Fentanyl vaccine potential ‘game changer’ for opioid epidemic
A study has suggested that a new vaccine could prevent fentanyl from entering the brain, after showing success in rats.
A research team led by the University of Houston, US has developed a vaccine that targets the dangerous synthetic opioid fentanyl, which could block its ability to enter the brain and eliminate the drug’s “high”. According to the scientists, this breakthrough discovery could have major implications for the US opioid epidemic by becoming a relapse prevention agent for people trying to quit using opioids.
“We believe these findings could have a significant impact on a very serious problem plaguing society for years – opioid misuse. Our vaccine is able to generate anti-fentanyl antibodies that bind to the consumed fentanyl and prevent it from entering the brain, allowing it to be eliminated out of the body via the kidneys. Thus, the individual will not feel the euphoric effects and can ‘get back on the wagon’ to sobriety,” said the study’s lead author Associate Professor Colin Haile, from the University of Houston.
In another positive finding, as outlined in the journal Pharmaceutics, the vaccine did not cause any adverse side effects in the immunised rats involved in lab studies. The vaccine tested contains an adjuvant derived from E. coli named dmLT and the team plans to start manufacturing clinical-grade vaccine in the coming months with clinical trials in humans planned soon.
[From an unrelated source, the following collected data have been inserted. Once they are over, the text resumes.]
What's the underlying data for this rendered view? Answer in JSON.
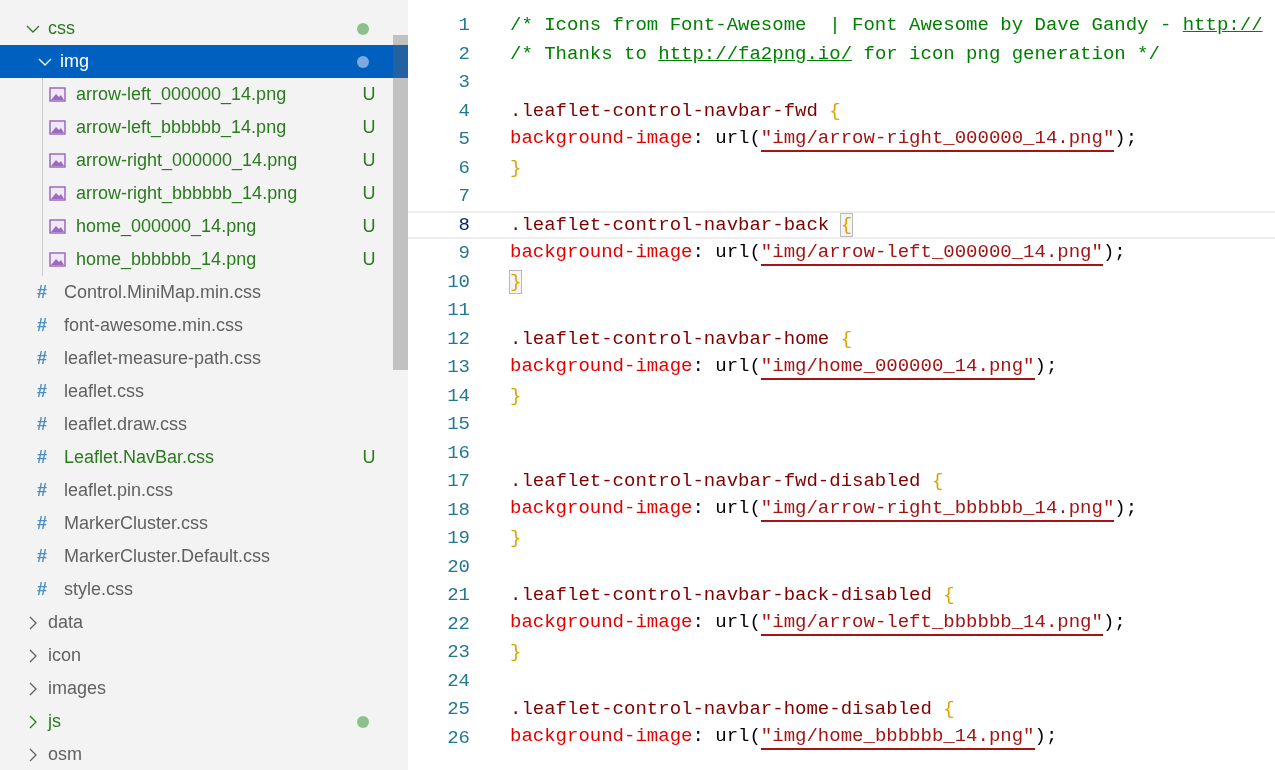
{
  "explorer": {
    "items": [
      {
        "name": "css",
        "kind": "folder",
        "expanded": true,
        "selected": false,
        "git": true,
        "dot": true,
        "children": [
          {
            "name": "img",
            "kind": "folder",
            "expanded": true,
            "selected": true,
            "git": true,
            "dot": true,
            "children": [
              {
                "name": "arrow-left_000000_14.png",
                "kind": "image",
                "selected": false,
                "git": true,
                "status": "U"
              },
              {
                "name": "arrow-left_bbbbbb_14.png",
                "kind": "image",
                "selected": false,
                "git": true,
                "status": "U"
              },
              {
                "name": "arrow-right_000000_14.png",
                "kind": "image",
                "selected": false,
                "git": true,
                "status": "U"
              },
              {
                "name": "arrow-right_bbbbbb_14.png",
                "kind": "image",
                "selected": false,
                "git": true,
                "status": "U"
              },
              {
                "name": "home_000000_14.png",
                "kind": "image",
                "selected": false,
                "git": true,
                "status": "U"
              },
              {
                "name": "home_bbbbbb_14.png",
                "kind": "image",
                "selected": false,
                "git": true,
                "status": "U"
              }
            ]
          },
          {
            "name": "Control.MiniMap.min.css",
            "kind": "css",
            "glyph": "#",
            "selected": false,
            "git": false
          },
          {
            "name": "font-awesome.min.css",
            "kind": "css",
            "glyph": "#",
            "selected": false,
            "git": false
          },
          {
            "name": "leaflet-measure-path.css",
            "kind": "css",
            "glyph": "#",
            "selected": false,
            "git": false
          },
          {
            "name": "leaflet.css",
            "kind": "css",
            "glyph": "#",
            "selected": false,
            "git": false
          },
          {
            "name": "leaflet.draw.css",
            "kind": "css",
            "glyph": "#",
            "selected": false,
            "git": false
          },
          {
            "name": "Leaflet.NavBar.css",
            "kind": "css",
            "glyph": "#",
            "selected": false,
            "git": true,
            "status": "U"
          },
          {
            "name": "leaflet.pin.css",
            "kind": "css",
            "glyph": "#",
            "selected": false,
            "git": false
          },
          {
            "name": "MarkerCluster.css",
            "kind": "css",
            "glyph": "#",
            "selected": false,
            "git": false
          },
          {
            "name": "MarkerCluster.Default.css",
            "kind": "css",
            "glyph": "#",
            "selected": false,
            "git": false
          },
          {
            "name": "style.css",
            "kind": "css",
            "glyph": "#",
            "selected": false,
            "git": false
          }
        ]
      },
      {
        "name": "data",
        "kind": "folder",
        "expanded": false,
        "selected": false,
        "git": false,
        "dot": false
      },
      {
        "name": "icon",
        "kind": "folder",
        "expanded": false,
        "selected": false,
        "git": false,
        "dot": false
      },
      {
        "name": "images",
        "kind": "folder",
        "expanded": false,
        "selected": false,
        "git": false,
        "dot": false
      },
      {
        "name": "js",
        "kind": "folder",
        "expanded": false,
        "selected": false,
        "git": true,
        "dot": true
      },
      {
        "name": "osm",
        "kind": "folder",
        "expanded": false,
        "selected": false,
        "git": false,
        "dot": false
      }
    ]
  },
  "editor": {
    "lines": [
      {
        "number": "1",
        "current": false,
        "tokens": [
          {
            "kind": "comment",
            "text": "/* Icons from Font-Awesome  | Font Awesome by Dave Gandy - "
          },
          {
            "kind": "link",
            "text": "http://"
          }
        ]
      },
      {
        "number": "2",
        "current": false,
        "tokens": [
          {
            "kind": "comment",
            "text": "/* Thanks to "
          },
          {
            "kind": "link",
            "text": "http://fa2png.io/"
          },
          {
            "kind": "comment",
            "text": " for icon png generation */"
          }
        ]
      },
      {
        "number": "3",
        "current": false
      },
      {
        "number": "4",
        "current": false,
        "tokens": [
          {
            "kind": "selector",
            "text": ".leaflet-control-navbar-fwd "
          },
          {
            "kind": "brace",
            "text": "{"
          }
        ]
      },
      {
        "number": "5",
        "current": false,
        "tokens": [
          {
            "kind": "property",
            "text": "background-image"
          },
          {
            "kind": "plain",
            "text": ": url("
          },
          {
            "kind": "string",
            "text": "\"img/arrow-right_000000_14.png\""
          },
          {
            "kind": "plain",
            "text": ");"
          }
        ]
      },
      {
        "number": "6",
        "current": false,
        "tokens": [
          {
            "kind": "brace",
            "text": "}"
          }
        ]
      },
      {
        "number": "7",
        "current": false
      },
      {
        "number": "8",
        "current": true,
        "tokens": [
          {
            "kind": "selector",
            "text": ".leaflet-control-navbar-back "
          },
          {
            "kind": "matched-brace",
            "text": "{"
          }
        ]
      },
      {
        "number": "9",
        "current": false,
        "tokens": [
          {
            "kind": "property",
            "text": "background-image"
          },
          {
            "kind": "plain",
            "text": ": url("
          },
          {
            "kind": "string",
            "text": "\"img/arrow-left_000000_14.png\""
          },
          {
            "kind": "plain",
            "text": ");"
          }
        ]
      },
      {
        "number": "10",
        "current": false,
        "tokens": [
          {
            "kind": "matched-brace",
            "text": "}"
          }
        ]
      },
      {
        "number": "11",
        "current": false
      },
      {
        "number": "12",
        "current": false,
        "tokens": [
          {
            "kind": "selector",
            "text": ".leaflet-control-navbar-home "
          },
          {
            "kind": "brace",
            "text": "{"
          }
        ]
      },
      {
        "number": "13",
        "current": false,
        "tokens": [
          {
            "kind": "property",
            "text": "background-image"
          },
          {
            "kind": "plain",
            "text": ": url("
          },
          {
            "kind": "string",
            "text": "\"img/home_000000_14.png\""
          },
          {
            "kind": "plain",
            "text": ");"
          }
        ]
      },
      {
        "number": "14",
        "current": false,
        "tokens": [
          {
            "kind": "brace",
            "text": "}"
          }
        ]
      },
      {
        "number": "15",
        "current": false
      },
      {
        "number": "16",
        "current": false
      },
      {
        "number": "17",
        "current": false,
        "tokens": [
          {
            "kind": "selector",
            "text": ".leaflet-control-navbar-fwd-disabled "
          },
          {
            "kind": "brace",
            "text": "{"
          }
        ]
      },
      {
        "number": "18",
        "current": false,
        "tokens": [
          {
            "kind": "property",
            "text": "background-image"
          },
          {
            "kind": "plain",
            "text": ": url("
          },
          {
            "kind": "string",
            "text": "\"img/arrow-right_bbbbbb_14.png\""
          },
          {
            "kind": "plain",
            "text": ");"
          }
        ]
      },
      {
        "number": "19",
        "current": false,
        "tokens": [
          {
            "kind": "brace",
            "text": "}"
          }
        ]
      },
      {
        "number": "20",
        "current": false
      },
      {
        "number": "21",
        "current": false,
        "tokens": [
          {
            "kind": "selector",
            "text": ".leaflet-control-navbar-back-disabled "
          },
          {
            "kind": "brace",
            "text": "{"
          }
        ]
      },
      {
        "number": "22",
        "current": false,
        "tokens": [
          {
            "kind": "property",
            "text": "background-image"
          },
          {
            "kind": "plain",
            "text": ": url("
          },
          {
            "kind": "string",
            "text": "\"img/arrow-left_bbbbbb_14.png\""
          },
          {
            "kind": "plain",
            "text": ");"
          }
        ]
      },
      {
        "number": "23",
        "current": false,
        "tokens": [
          {
            "kind": "brace",
            "text": "}"
          }
        ]
      },
      {
        "number": "24",
        "current": false
      },
      {
        "number": "25",
        "current": false,
        "tokens": [
          {
            "kind": "selector",
            "text": ".leaflet-control-navbar-home-disabled "
          },
          {
            "kind": "brace",
            "text": "{"
          }
        ]
      },
      {
        "number": "26",
        "current": false,
        "tokens": [
          {
            "kind": "property",
            "text": "background-image"
          },
          {
            "kind": "plain",
            "text": ": url("
          },
          {
            "kind": "string",
            "text": "\"img/home_bbbbbb_14.png\""
          },
          {
            "kind": "plain",
            "text": ");"
          }
        ]
      }
    ]
  }
}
“The anti-fentanyl antibodies were specific to fentanyl and a fentanyl derivative and did not cross-react with other opioids, such as morphine. That means a vaccinated person would still be able to be treated for pain relief with other opioids,” said Haile.
“Fentanyl use and overdose is a particular treatment challenge that is not adequately addressed with current medications because of its pharmacodynamics and managing acute overdose with the short-acting naloxone is not appropriately effective as multiple doses of naloxone are often needed to reverse fentanyl’s fatal effects,” said Professor Therese Kosten, senior author of the study.